No, Boris is just going to relax the next couple of weeks and then start to think about his upcoming match for the world championship with India’s Anand. That should be enough to keep him busy….I hope, however, that Boris does not read all of the reviews on the Kazen matches …
The chess world woke up the day after the Grischuk match with a hangover. Everyone was disappointed but were not sure exactly why…they are still trying to figure it out. More coffee might be necessary…
Natalia Pogonina wrote in total sincerity:
”The Candidates Matches-2011 were accompanied by non-ending criticism of lack of fighting spirit caused by a large number of draws….
….Frankly speaking, I am disappointed by the results of the final match.
…Or did Caissa just choose her more loyal fan? Of course, my opinion is biased (since I and Alexander are in the same age group and both hail from Russia), but I believe the match between generations – Anand and Grischuk – would have been more appealing than a confrontation of two renowned chess veterans.
It’s hard to promote the event, there is no drama. … FIDE will probably have difficulties finding a sponsor for this match ….”
Kavalek, in his chess column
for Huffington, wrote frugally:
”’His match against Anand, 41, could be interesting….”
We did not have to wait long for Mr. Diplomacy (Silvio Danailov) to react in a style that has endeared him to the entire chess world:
”The current KO system (short matches) for the Candidates tournament is negative for chess… The WCOC who is responsible for this system failed, and should resign immediately.”
Not surprisingly, FIDE just laughed off Danailov’s knee-jerk reaction as self-serving politiking:
”If it wasn’t for Mr Danailov ’s dual role as President of ECU and manager of top players, no reply would have been necessary to this incredible announcement, as its content speaks by itself for the poor quality of his arguments.”

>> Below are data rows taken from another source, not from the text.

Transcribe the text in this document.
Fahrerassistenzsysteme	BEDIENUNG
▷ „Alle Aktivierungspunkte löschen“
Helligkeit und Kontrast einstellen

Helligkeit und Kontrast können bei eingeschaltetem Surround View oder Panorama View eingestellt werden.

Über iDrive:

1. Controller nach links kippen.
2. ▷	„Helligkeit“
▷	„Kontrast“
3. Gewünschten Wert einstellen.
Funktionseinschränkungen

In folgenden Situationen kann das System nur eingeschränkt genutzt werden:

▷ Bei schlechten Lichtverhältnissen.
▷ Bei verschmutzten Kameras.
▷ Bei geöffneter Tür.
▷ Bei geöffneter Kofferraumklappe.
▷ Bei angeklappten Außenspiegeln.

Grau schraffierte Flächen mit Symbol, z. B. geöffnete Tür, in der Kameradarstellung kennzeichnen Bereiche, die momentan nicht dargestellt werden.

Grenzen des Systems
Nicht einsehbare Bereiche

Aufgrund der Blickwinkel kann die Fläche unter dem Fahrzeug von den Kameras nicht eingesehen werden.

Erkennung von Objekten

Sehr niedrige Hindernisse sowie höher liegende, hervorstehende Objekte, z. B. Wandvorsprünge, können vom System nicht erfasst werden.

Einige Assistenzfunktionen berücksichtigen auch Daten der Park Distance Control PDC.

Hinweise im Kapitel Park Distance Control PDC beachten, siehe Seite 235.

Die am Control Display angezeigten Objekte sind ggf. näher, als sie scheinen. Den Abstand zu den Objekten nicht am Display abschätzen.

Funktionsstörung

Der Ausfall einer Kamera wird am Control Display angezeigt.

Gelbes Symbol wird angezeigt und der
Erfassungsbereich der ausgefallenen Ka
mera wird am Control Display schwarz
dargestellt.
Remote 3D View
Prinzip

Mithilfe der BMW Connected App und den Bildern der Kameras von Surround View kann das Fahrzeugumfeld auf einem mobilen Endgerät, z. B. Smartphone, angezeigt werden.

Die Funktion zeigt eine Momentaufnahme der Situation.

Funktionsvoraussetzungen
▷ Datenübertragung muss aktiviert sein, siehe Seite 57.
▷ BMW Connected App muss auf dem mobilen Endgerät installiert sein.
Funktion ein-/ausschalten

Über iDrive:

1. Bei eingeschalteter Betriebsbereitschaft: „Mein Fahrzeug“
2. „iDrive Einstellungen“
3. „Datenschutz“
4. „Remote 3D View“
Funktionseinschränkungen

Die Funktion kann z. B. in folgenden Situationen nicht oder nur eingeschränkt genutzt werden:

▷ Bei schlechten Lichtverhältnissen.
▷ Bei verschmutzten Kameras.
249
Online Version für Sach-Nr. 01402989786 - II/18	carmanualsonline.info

In truth, the chess world has what it deserves, and nobody is happy. (So what is new?) Should we be surprised? When Fischer left, the music died. Since then FIDE goes its own way and thinks nothing of changing the rules as it goes along. The top players don’t like it, but a compromise is always achieved–usually with Kirsan’s wallet winning over reason. I read the interviews before Kazen of all of the participants: the vast majority were pleased with the setup! Perhaps they all thought that they would win…there is already talk of changing the system (again!).
Deep down I am pleased that Gelfand has won the right to play for the World Title! Chess is not about age. Boris has done it fairly and squarely. He has beaten players much younger than himself. I think that we must respect that. Sportsmanship applies to the fans as well….the fans should try to get over themselves!